There’s nothing one can do but ride the wave of heartache after a breakup. One of my x’s is all over me like white on rice- I’m disgusted. He thinks it might be a good time to squeeze back in. I think it’s highly disrespectful and pretty insulting to me. I know people do that- the rebound thing- but if you’re crawling away from the battlefield of one relationship, why would you hop into the trenches of another? That doesn’t make any sense to me, and it’s the furthest thing from my mind. (And heart.) I think I’ll be alone for a very long time. I’m a one man woman, and I think it’s necessary to experience the pain after a breakup. It tells me that the love I knew was real and that’s why it hurts so much. My friends don’t know what to say to comfort me, and that’s ok.
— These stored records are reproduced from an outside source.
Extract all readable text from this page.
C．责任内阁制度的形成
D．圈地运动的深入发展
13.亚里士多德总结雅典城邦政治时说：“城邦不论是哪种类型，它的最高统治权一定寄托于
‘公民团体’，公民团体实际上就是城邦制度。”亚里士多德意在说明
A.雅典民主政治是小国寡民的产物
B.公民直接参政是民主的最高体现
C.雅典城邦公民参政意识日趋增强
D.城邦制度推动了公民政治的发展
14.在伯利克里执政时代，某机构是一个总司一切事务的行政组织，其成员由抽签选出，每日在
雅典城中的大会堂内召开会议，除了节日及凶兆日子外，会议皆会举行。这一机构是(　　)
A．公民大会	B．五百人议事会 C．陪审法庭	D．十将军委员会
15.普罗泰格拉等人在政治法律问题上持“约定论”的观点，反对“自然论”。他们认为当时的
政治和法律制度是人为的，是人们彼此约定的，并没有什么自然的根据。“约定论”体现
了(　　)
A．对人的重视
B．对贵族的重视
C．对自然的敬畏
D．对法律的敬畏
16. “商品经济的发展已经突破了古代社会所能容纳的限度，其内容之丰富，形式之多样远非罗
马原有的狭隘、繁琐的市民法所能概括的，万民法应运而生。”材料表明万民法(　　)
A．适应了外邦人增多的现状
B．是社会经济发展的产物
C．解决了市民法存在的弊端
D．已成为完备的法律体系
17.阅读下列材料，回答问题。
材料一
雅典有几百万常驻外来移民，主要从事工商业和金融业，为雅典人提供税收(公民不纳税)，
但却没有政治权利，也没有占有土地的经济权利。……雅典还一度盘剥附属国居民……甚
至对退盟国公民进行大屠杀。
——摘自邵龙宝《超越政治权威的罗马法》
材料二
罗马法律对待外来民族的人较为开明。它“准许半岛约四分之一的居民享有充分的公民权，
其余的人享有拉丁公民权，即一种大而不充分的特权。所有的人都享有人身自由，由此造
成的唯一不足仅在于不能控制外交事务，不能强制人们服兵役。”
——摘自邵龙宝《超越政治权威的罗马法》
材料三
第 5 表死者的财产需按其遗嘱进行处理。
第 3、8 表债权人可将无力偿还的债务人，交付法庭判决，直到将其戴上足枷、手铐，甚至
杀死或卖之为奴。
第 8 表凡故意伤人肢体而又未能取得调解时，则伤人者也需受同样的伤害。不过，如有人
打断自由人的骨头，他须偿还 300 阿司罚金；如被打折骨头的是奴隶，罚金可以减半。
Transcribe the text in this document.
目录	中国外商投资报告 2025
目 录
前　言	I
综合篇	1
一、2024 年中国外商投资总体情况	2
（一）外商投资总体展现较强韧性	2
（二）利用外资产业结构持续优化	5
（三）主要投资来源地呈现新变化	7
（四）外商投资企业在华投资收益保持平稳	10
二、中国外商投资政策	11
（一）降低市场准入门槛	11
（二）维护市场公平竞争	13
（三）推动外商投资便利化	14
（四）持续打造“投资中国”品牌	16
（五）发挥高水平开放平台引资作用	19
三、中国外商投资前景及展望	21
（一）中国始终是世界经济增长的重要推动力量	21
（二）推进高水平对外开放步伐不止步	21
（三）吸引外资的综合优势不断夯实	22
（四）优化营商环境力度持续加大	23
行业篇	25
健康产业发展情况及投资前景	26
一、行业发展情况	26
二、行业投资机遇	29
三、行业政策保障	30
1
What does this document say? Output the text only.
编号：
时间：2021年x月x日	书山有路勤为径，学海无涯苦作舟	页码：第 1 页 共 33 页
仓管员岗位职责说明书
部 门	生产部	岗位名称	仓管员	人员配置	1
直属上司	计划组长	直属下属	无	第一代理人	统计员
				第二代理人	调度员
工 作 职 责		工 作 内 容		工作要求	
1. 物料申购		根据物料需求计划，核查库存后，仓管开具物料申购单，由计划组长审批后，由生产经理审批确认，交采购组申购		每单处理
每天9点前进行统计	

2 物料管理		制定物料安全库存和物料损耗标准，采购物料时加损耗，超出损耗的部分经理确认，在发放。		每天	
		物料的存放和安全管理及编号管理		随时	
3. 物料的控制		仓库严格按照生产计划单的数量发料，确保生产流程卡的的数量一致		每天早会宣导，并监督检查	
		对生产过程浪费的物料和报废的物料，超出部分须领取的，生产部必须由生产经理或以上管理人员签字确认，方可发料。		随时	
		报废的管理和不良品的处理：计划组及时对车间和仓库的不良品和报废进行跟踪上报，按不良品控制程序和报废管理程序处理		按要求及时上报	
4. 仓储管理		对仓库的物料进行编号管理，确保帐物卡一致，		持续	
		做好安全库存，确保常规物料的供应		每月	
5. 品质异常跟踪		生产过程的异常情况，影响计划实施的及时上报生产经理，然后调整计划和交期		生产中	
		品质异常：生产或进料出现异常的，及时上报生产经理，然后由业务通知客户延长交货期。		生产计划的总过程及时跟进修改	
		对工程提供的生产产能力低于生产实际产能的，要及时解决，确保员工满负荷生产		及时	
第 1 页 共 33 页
There’s only so much another human being can offer in the way of companionship and support. If it weren’t for my love, relationship, and friendship with Jesus- I would absolutely crumble and die. I have no doubt. I’m not enough to keep myself going- I think of Sylvia Plath- and can understand how a broken heart could make her stick her head in an oven and forget to live. She couldn’t bear to lose her man to another woman. But Sylvia Plath said when she was just a child, “I’ll never talk to God again.” And I suppose she didn’t. So, she killed herself. I think she should have talked to God.
That’s where she and I differ. I love life, and as painful as it is to feel your heart being ripped from your chest, I do have a very close relationship with Jesus. We talk, commune, and just have a good time together. When I think about His love, and how He’s able to reach into every tiny place in my heart- I can’t be angry or sad for long. I smile, and know I’m loved. He washes away every awful feeling, and the bitter tears become bittersweet. They eventually become joyful, and I become like a child again, marveling at the beauty of God’s creation: I rise above the pain.
I’ve gone and talked myself right out of my misery again, and feel a half-smile creeping across my face.